Sam test polegał na wskoczeniu do basenu z notesem i długopisem (Fisher Space Pen, o którym przy innej okazji), bo zapomniałem, że mam je w kieszeni.
Jak widać, kąpiel notesowi i zapisanemu w nim tekstowi bardzo nie zaszkodziła. Zapewne dlatego, że tak naprawdę nie jest to papier, a raczej syntetyczny materiał, przypominający w dotyku błyszczący, powlekany papier (używany np. w kartkach okolicznościowych). Dlatego nie da się też po nim pisać piórem (szkoda!), bo całkowicie nie chłonie on płynów, wymaga bezwzględnie długopisu. Podobnie odpadają pióra kulkowe.
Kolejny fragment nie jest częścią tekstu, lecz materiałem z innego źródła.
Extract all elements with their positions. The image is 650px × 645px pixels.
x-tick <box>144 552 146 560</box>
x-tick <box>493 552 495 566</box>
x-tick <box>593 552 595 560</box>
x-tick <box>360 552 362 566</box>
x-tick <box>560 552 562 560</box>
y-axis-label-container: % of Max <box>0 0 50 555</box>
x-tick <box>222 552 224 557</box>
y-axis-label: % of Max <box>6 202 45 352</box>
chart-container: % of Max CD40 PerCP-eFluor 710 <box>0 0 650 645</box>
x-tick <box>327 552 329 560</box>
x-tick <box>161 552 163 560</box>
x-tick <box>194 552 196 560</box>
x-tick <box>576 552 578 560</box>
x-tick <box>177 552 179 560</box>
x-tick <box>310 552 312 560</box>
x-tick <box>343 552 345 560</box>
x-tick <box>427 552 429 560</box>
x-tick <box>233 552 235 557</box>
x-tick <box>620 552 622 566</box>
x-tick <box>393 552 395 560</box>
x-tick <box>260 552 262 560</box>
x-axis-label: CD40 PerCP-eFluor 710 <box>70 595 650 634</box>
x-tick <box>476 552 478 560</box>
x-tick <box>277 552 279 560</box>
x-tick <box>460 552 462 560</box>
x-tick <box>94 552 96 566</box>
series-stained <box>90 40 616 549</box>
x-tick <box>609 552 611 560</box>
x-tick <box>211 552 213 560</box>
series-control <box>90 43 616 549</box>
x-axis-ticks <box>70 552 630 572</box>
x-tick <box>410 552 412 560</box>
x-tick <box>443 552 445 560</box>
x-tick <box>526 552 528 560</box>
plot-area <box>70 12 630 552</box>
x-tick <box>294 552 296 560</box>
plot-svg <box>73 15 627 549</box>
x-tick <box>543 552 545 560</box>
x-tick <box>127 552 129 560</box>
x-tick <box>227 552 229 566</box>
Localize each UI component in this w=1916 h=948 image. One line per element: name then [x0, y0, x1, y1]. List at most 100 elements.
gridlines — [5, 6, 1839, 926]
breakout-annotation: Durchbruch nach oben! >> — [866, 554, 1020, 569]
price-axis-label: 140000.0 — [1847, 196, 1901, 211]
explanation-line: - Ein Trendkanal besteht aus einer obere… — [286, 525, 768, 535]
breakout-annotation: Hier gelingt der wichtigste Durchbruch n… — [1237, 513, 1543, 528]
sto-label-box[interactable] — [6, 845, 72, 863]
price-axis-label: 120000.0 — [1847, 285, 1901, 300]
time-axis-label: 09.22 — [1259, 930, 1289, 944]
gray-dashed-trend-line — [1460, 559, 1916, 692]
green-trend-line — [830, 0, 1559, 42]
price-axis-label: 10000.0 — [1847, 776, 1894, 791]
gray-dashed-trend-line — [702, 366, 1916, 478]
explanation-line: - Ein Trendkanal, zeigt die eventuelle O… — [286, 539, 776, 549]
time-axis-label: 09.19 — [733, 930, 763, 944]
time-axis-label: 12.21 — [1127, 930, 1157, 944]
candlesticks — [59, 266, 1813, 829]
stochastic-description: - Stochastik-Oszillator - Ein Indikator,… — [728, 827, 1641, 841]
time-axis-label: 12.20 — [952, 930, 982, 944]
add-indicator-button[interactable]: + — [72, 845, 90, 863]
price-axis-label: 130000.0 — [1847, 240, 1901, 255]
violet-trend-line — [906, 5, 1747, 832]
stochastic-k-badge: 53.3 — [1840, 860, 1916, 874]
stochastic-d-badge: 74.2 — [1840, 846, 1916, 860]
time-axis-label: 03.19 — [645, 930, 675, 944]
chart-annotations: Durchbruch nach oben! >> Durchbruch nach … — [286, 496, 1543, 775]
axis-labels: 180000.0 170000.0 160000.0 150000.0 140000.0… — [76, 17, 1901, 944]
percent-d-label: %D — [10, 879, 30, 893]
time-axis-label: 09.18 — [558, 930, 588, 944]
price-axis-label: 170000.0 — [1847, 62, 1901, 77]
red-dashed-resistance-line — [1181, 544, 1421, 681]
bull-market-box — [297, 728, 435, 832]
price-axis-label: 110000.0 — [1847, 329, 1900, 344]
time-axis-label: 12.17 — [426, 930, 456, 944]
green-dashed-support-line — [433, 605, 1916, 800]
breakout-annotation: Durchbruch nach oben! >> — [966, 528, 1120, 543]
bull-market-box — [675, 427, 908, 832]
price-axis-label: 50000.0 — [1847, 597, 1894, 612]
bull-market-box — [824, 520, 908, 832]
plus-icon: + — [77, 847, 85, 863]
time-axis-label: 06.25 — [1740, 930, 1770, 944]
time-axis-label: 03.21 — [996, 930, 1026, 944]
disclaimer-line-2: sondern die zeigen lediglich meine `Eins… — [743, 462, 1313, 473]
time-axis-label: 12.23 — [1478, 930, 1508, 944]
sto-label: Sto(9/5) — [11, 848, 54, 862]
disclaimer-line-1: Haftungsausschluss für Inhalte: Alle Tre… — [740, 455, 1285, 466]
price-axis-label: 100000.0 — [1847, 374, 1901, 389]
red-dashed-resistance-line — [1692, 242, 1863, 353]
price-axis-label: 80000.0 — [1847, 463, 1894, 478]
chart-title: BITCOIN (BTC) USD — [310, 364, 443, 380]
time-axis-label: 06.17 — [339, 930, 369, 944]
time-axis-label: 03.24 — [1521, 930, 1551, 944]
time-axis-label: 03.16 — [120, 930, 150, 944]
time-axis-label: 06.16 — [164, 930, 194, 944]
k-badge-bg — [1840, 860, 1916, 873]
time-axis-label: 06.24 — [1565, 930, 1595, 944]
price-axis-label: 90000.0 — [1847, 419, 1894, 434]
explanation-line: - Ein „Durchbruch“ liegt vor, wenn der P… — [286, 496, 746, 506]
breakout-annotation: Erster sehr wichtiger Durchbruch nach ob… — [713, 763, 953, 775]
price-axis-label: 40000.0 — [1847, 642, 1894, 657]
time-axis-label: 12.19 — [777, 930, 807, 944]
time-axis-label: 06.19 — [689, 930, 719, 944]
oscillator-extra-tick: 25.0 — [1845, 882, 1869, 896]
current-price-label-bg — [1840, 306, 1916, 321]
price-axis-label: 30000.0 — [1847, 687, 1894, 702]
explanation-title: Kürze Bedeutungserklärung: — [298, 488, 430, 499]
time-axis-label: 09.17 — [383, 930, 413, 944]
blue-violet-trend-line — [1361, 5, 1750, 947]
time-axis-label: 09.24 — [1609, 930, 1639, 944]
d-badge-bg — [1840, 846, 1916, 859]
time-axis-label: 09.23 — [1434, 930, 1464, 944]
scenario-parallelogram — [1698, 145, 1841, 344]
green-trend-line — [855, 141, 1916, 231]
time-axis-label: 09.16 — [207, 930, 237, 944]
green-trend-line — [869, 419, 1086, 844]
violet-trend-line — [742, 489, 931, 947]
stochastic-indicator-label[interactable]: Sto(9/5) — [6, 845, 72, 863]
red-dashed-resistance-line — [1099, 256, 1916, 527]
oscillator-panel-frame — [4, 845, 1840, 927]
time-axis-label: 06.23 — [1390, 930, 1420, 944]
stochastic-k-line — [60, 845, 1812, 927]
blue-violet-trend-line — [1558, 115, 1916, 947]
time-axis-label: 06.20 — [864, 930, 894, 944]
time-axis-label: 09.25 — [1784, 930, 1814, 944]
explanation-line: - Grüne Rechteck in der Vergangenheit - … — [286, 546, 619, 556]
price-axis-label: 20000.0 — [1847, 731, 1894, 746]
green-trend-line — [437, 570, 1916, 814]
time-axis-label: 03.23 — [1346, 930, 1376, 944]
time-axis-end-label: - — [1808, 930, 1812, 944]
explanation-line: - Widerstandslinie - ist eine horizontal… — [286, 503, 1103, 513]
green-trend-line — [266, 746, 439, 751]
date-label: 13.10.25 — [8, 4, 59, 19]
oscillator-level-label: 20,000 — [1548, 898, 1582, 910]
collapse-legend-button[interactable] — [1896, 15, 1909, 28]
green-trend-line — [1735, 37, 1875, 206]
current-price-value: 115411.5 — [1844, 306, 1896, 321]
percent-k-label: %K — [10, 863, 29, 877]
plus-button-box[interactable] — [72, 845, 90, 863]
Ja używam Fisher Space Pen, choć pisze dość mokro i raczej długo wysycha na tym papierze. Jeśli wolicie ołówek, to tylko miękki, twarde się nie sprawdzą. Zwykłe długopisy też są w sumie ok.
Wzór z szarawych kropek do pisania nadaje się tak sobie, możliwe, że przy rysowaniu jest lepszy (tego nie sprawdzałem).
Notes polecam dla każdego, kto podróżuje w okolicach z trudną pogodą, szczególnie w okolicach o wysokiej wilgotności. Pozostali zrobią zapewne lepiej kupując którąś z bardziej standardowych edycji Field Notes.